As obscuras formas de defender uma guerra

Alguns debates que aportam ao sul do Equador assumem formas muito particulares, como o curioso ‘Manifesto pela Paz’ que não se opõe ao lançamento de bombas.

Redação | Linha 8 |

Como já disse Eduardo Galeano, nenhuma guerra tem a honestidade de confessar que mata para roubar. O desastre na Palestina começa a mostrar seu real objetivo expansionista que deve se confirmar em breve. Primeiro com a ocupação militar por terra, seguida da anexação de Gaza ao Estado de Israel. Ainda é prematuro determinar o tempo e a forma desse processo, mas os acontecimentos apontam nessa direção.

Caso se concretize, será o fim da solução dos dois Estados.

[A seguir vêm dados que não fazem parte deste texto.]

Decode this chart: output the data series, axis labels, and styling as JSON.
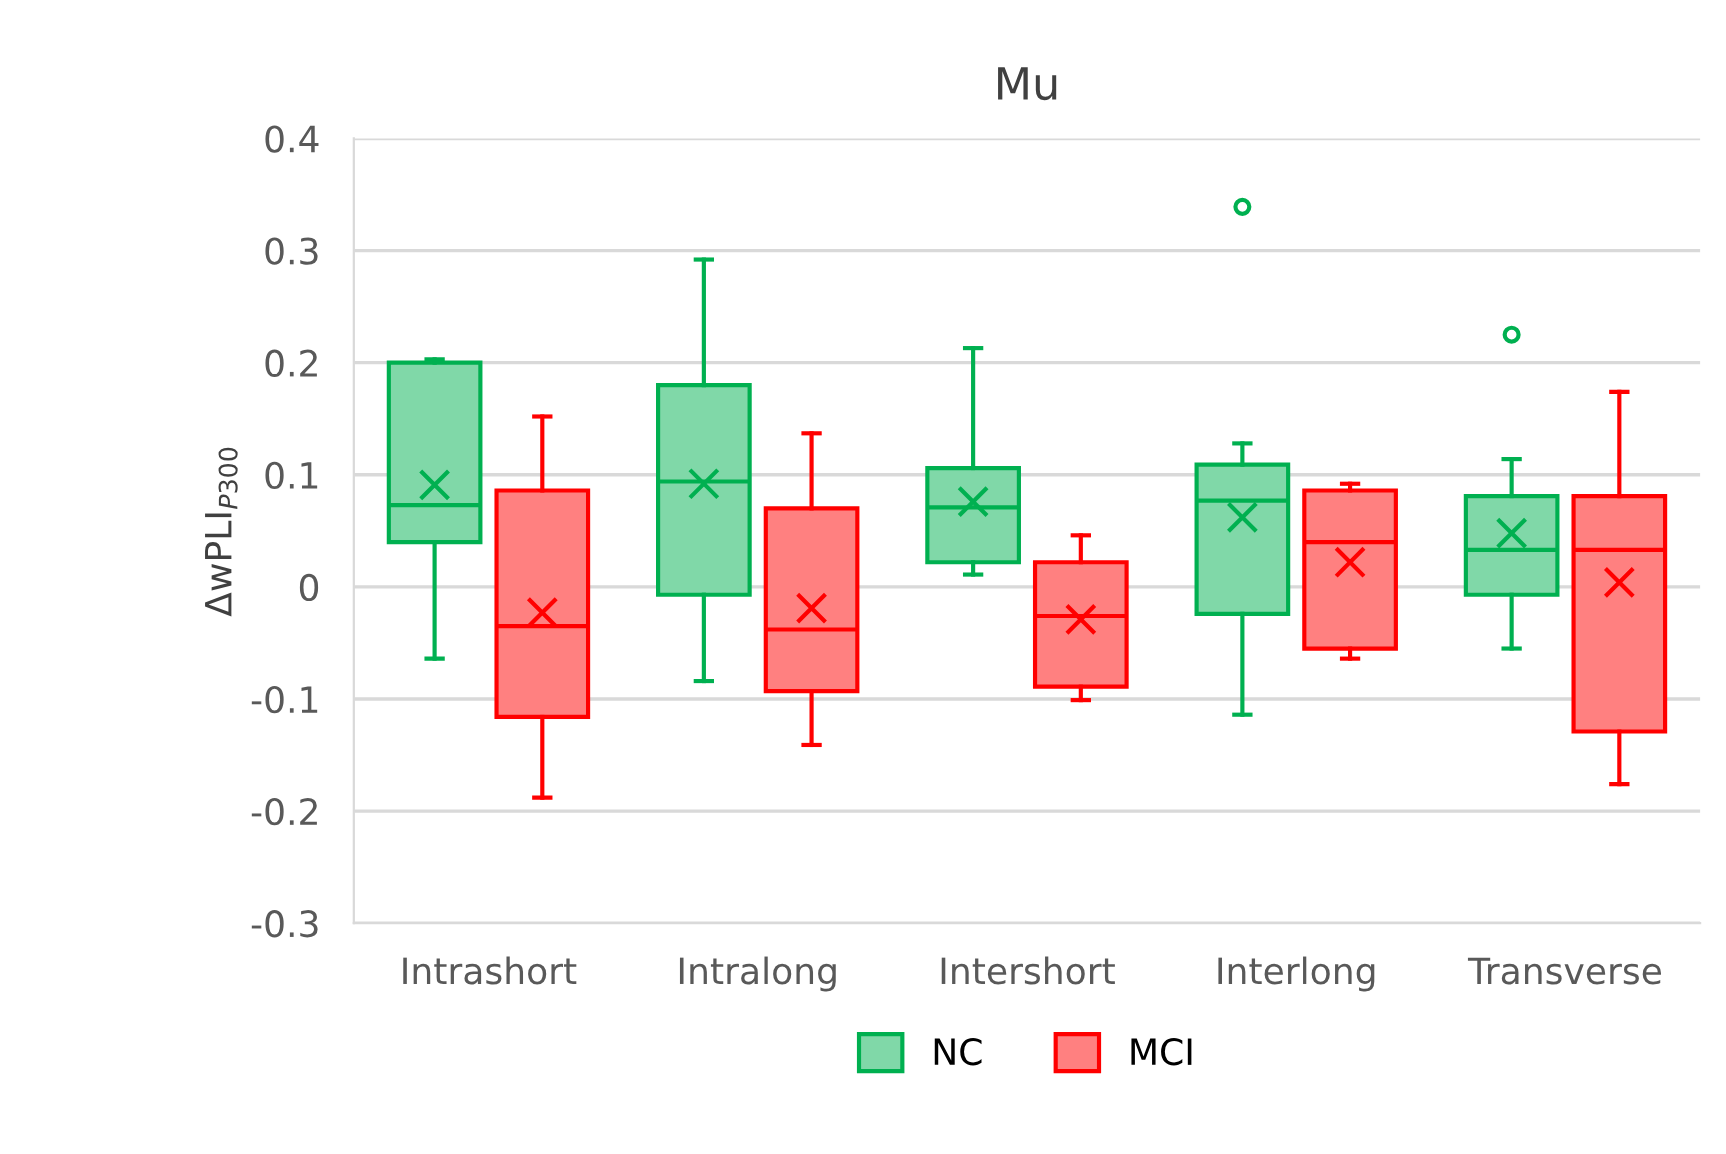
{
  "chart_data": {
    "type": "box",
    "title": "Mu",
    "ylabel": "ΔwPLI$_{P300}$",
    "categories": [
      "Intrashort",
      "Intralong",
      "Intershort",
      "Interlong",
      "Transverse"
    ],
    "series": [
      {
        "name": "NC",
        "color": "#00b050",
        "boxes": [
          {
            "low": -0.064,
            "q1": 0.04,
            "median": 0.073,
            "q3": 0.2,
            "high": 0.203,
            "mean": 0.091
          },
          {
            "low": -0.084,
            "q1": -0.007,
            "median": 0.094,
            "q3": 0.18,
            "high": 0.292,
            "mean": 0.092
          },
          {
            "low": 0.011,
            "q1": 0.022,
            "median": 0.071,
            "q3": 0.106,
            "high": 0.213,
            "mean": 0.076
          },
          {
            "low": -0.114,
            "q1": -0.024,
            "median": 0.077,
            "q3": 0.109,
            "high": 0.128,
            "mean": 0.062,
            "outliers": [
              0.339
            ]
          },
          {
            "low": -0.055,
            "q1": -0.007,
            "median": 0.033,
            "q3": 0.081,
            "high": 0.114,
            "mean": 0.048,
            "outliers": [
              0.225
            ]
          }
        ]
      },
      {
        "name": "MCI",
        "color": "#ff0000",
        "boxes": [
          {
            "low": -0.188,
            "q1": -0.116,
            "median": -0.035,
            "q3": 0.086,
            "high": 0.152,
            "mean": -0.023
          },
          {
            "low": -0.141,
            "q1": -0.093,
            "median": -0.038,
            "q3": 0.07,
            "high": 0.137,
            "mean": -0.019
          },
          {
            "low": -0.101,
            "q1": -0.089,
            "median": -0.026,
            "q3": 0.022,
            "high": 0.046,
            "mean": -0.029
          },
          {
            "low": -0.064,
            "q1": -0.055,
            "median": 0.04,
            "q3": 0.086,
            "high": 0.092,
            "mean": 0.022
          },
          {
            "low": -0.176,
            "q1": -0.129,
            "median": 0.033,
            "q3": 0.081,
            "high": 0.174,
            "mean": 0.004
          }
        ]
      }
    ],
    "ylim": [
      -0.3,
      0.4
    ],
    "yticks": [
      -0.3,
      -0.2,
      -0.1,
      0,
      0.1,
      0.2,
      0.3,
      0.4
    ],
    "grid": "y",
    "legend": "bottom",
    "marker": "cross"
  }
}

Mapa inglês do século XIX descreve a Palestina antiga

O comentarista Jorge Pontual afirmou sem vírgula, nem porém que: “os que defendem o cessar fogo na Faixa de Gaza estão na verdade fazendo o jogo do Hamas e do terrorismo.” Muitos protestaram e ficaram chocados com a declaração. Mas essa opinião está longe de ser isolada.

Na verdade, são tantas pessoas que concordam com o obscuro comentário que elas decidiram organizar um manifesto na mesma direção das afirmações de Jorge Pontual. Mais cautelosos, optaram por usar outras palavras. Como não podem defender o bombardeio indiscriminado da Faixa de Gaza, se escondem atrás de duas ideias facilmente manipuláveis. Paz e Terrorismo.

A repentina “causa da paz e do combate ao terrorismo” conseguiu juntar nessa iniciativa Ratinho, Luciano Huck, Danilo Gentili, Zico, Caio Blinder, Abilio Diniz, Andrea Matarazzo, Henrique Meirelles, Viviane Senna, Salim Mattar, Carolina Dieckman, Patricia Abravanel e muitas outras personalidades destacadas e distintas da nossa sociedade.

Tão lacônico quanto frio, o documento traz o título: “Contra o Terrorismo e Pela Paz”.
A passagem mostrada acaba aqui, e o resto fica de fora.